Sunday, September 16, 2007

Turn, Turn, Turn.



This YouTube video of The Byrds singing "I'll Feel a Whole Lot Better (When You're Gone)" on Hullabaloo in 1965, is a swift reminder of just how much the world has changed. Or maybe it's a good reminder that one cannot know when great change waits just ahead, when you are about to go over the brink into the unimaginable.

Look at those Go Go Dancers! Look at that choreography! Look at the whole stage set shaking! Look at them doing The Pony! Finally, I can say it: I do not miss this!
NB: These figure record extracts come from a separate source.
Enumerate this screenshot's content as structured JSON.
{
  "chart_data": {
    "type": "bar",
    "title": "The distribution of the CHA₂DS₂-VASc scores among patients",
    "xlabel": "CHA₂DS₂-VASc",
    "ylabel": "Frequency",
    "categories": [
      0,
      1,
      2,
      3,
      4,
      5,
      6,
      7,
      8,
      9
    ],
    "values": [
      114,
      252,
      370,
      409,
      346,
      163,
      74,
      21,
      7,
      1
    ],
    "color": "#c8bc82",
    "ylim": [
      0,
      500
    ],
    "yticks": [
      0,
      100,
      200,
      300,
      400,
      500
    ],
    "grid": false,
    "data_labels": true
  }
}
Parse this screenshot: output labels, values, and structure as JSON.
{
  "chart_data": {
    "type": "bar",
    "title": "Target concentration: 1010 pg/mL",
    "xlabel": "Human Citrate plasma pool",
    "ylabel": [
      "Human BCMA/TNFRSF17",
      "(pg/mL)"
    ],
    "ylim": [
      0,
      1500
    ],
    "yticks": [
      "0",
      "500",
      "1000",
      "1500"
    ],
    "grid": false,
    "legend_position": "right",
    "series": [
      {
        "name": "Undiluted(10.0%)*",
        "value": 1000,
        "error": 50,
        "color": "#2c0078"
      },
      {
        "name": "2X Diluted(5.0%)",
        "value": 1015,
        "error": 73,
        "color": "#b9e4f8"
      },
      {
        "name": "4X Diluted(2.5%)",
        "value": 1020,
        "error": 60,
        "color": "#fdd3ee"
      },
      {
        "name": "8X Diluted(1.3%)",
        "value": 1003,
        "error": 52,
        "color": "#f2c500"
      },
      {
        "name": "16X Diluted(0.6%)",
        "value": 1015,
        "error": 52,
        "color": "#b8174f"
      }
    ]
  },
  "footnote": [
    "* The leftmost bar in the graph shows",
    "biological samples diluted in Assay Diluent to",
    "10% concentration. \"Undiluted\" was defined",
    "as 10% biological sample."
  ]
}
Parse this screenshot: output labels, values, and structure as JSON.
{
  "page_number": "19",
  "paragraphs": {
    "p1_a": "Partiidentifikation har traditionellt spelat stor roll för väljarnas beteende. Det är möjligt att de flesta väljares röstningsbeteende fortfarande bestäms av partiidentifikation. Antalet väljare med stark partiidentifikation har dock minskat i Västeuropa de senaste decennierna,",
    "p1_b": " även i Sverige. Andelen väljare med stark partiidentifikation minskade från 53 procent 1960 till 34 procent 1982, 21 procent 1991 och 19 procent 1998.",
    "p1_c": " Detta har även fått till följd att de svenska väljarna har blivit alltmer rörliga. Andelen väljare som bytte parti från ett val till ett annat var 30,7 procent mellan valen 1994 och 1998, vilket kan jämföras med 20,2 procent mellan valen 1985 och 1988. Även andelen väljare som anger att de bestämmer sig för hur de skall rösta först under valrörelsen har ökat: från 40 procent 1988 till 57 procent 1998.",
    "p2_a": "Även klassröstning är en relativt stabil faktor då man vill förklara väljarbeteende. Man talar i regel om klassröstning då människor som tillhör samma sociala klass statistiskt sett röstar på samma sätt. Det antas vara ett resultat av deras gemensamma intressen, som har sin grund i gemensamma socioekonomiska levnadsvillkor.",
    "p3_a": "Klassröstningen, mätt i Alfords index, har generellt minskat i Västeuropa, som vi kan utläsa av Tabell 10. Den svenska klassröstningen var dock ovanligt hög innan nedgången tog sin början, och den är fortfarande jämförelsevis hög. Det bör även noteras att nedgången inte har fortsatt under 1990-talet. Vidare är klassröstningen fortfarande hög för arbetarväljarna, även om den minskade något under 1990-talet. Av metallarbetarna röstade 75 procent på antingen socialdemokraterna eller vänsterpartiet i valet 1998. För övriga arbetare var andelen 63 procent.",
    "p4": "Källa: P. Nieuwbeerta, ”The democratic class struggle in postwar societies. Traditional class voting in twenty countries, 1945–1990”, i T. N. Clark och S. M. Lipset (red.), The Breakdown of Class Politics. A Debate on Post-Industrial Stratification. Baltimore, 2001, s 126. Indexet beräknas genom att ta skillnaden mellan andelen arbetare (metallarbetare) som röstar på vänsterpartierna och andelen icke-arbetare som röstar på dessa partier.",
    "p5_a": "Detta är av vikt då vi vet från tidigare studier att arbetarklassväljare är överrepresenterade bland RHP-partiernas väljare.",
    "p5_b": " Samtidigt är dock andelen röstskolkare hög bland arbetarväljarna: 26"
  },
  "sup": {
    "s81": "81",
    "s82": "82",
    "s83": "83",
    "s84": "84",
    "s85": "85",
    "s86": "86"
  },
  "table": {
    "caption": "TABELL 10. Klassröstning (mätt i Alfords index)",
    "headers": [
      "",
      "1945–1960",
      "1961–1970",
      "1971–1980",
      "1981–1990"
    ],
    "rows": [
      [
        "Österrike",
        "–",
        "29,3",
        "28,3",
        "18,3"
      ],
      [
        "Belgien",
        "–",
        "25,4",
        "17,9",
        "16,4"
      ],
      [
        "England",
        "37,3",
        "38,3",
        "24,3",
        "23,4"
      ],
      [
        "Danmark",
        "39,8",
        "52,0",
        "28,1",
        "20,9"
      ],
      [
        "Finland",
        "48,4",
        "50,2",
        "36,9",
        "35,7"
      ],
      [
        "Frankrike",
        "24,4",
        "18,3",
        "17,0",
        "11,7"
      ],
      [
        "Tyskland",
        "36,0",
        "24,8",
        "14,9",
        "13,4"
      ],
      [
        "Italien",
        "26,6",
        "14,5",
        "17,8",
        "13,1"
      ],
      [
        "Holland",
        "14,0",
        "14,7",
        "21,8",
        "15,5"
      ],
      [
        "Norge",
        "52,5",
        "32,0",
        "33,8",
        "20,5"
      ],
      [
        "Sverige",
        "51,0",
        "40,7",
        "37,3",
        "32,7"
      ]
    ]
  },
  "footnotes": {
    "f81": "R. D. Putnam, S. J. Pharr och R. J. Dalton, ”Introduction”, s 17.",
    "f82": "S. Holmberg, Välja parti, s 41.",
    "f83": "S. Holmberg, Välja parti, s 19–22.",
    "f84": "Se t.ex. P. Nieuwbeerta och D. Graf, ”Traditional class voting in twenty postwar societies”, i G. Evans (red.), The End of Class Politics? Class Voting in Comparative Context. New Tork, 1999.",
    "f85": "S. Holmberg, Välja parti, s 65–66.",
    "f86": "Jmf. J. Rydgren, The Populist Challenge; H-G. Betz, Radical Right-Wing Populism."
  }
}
But, I must admit this period was one, wonderful, wild step into a new creative exuberance. Nothing compares to that brief, window of creative and optimistic energy. It was so unsophisticated, so unselfconscious in a surprising way. Look at it...the beaming, goofy energy of those dancers on black and white TV. They almost glow. The following year President Kennedy will be assassinated and the innocence will ebb from all those bobbing bodies. Then MLK. Then JFK. Then Vietnam. And worse. So when I think of that era, it is in comparison to where it all went. How dark it would get. How changed we would all be. Where we would arrive, today.

The Byrds biggest hits: Pete Seeger's Turn,Turn, Turn and Bob Dylan's Mr. Tambourine Man. Then there was the, at the time, controversial Eight Miles High. The Eight Miles High psychedelic video is hysterical. I believe you can select it from the thumbnails after the above video concludes.